Reviewing Railtown plans, I have no problem with new housing going up in some places in Railtown, but save Cottonwood Park. Use it, for example, for community garden space for other condo dwellers in Railtown, or a community amphitheatre.
The keyword here is “community” and the sense of it will be lost if condos are allowed in a public park. Wouldn’t it be creepy, picture it: you are meditating at the falls and you look up. A guy from Alberta is looking through binoculars at you from his patio! It would no longer be a public park.
Plus the samba band has tried many places to practice and this is the only one that has worked so far; that wouldn’t be the case with condo dwellers right there.

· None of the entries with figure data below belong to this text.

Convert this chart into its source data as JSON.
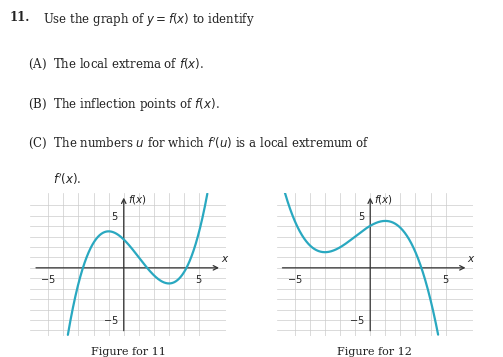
{
  "background_color": "#ffffff",
  "text_color": "#222222",
  "curve_color": "#29a8c0",
  "curve_linewidth": 1.6,
  "grid_color": "#cccccc",
  "axis_color": "#333333",
  "fig1_label": "Figure for 11",
  "fig2_label": "Figure for 12",
  "xlim": [
    -6.2,
    6.8
  ],
  "ylim": [
    -6.5,
    7.2
  ],
  "fig_width": 5.03,
  "fig_height": 3.57,
  "text_fontsize": 8.5,
  "tick_fontsize": 7.0,
  "label_fontsize": 7.5,
  "figcap_fontsize": 8.0,
  "curve1_a": 0.15625,
  "curve1_b": -0.46875,
  "curve1_c": -1.40625,
  "curve1_d": 2.72,
  "curve2_a": -0.109375,
  "curve2_b": 0.1640625,
  "curve2_c": 1.23046875,
  "curve2_d": 3.606445313
}
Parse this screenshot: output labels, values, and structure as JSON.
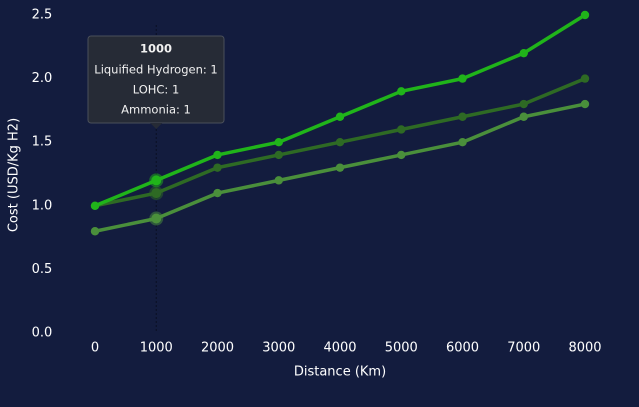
{
  "chart_data": {
    "type": "line",
    "x_label": "Distance (Km)",
    "y_label": "Cost (USD/Kg H2)",
    "x": [
      0,
      1000,
      2000,
      3000,
      4000,
      5000,
      6000,
      7000,
      8000
    ],
    "xlim": [
      0,
      8000
    ],
    "xticks": [
      0,
      1000,
      2000,
      3000,
      4000,
      5000,
      6000,
      7000,
      8000
    ],
    "ylim": [
      0,
      2.5
    ],
    "yticks": [
      {
        "value": 0,
        "label": "0.0"
      },
      0.5,
      {
        "value": 1,
        "label": "1.0"
      },
      1.5,
      {
        "value": 2,
        "label": "2.0"
      },
      2.5
    ],
    "series": [
      {
        "name": "Ammonia",
        "color": "#4a8f3b",
        "values": [
          0.8,
          0.9,
          1.1,
          1.2,
          1.3,
          1.4,
          1.5,
          1.7,
          1.8
        ]
      },
      {
        "name": "LOHC",
        "color": "#2e6a24",
        "values": [
          1.0,
          1.1,
          1.3,
          1.4,
          1.5,
          1.6,
          1.7,
          1.8,
          2.0
        ]
      },
      {
        "name": "Liquified Hydrogen",
        "color": "#20b41a",
        "values": [
          1.0,
          1.2,
          1.4,
          1.5,
          1.7,
          1.9,
          2.0,
          2.2,
          2.5
        ]
      }
    ],
    "tooltip": {
      "lines": [
        "Liquified Hydrogen: 1",
        "LOHC: 1",
        "Ammonia: 1"
      ]
    }
  }
}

If the city is concerned with its use by transients and want eyes on the park, there will be plenty of new pedestrian traffic going through from the other condos in Railtown.
Or how about hiring a caretaker of the park and giving them the red house that’s already there as a place to stay? Maybe those that hang out there with addictions just need some compassion, someone to buy them a coffee and to ask them to tell their life story. Or what about having a greenhouse that people with addictions can tend? Maybe some of the people the city wants to get rid of just need purpose, a sense they are not just the trash people treat them like.
I have a petition circulating around town until Friday about saving Cottonwood from condos. It’s at the Blue Mule Expresso Bar, PNW Garden Supply, and Kootenay Woodstoves. The online version is at bit.ly/CottonwoodPetition. Please stop in one of those locales and sign it so we can show council this will not fly.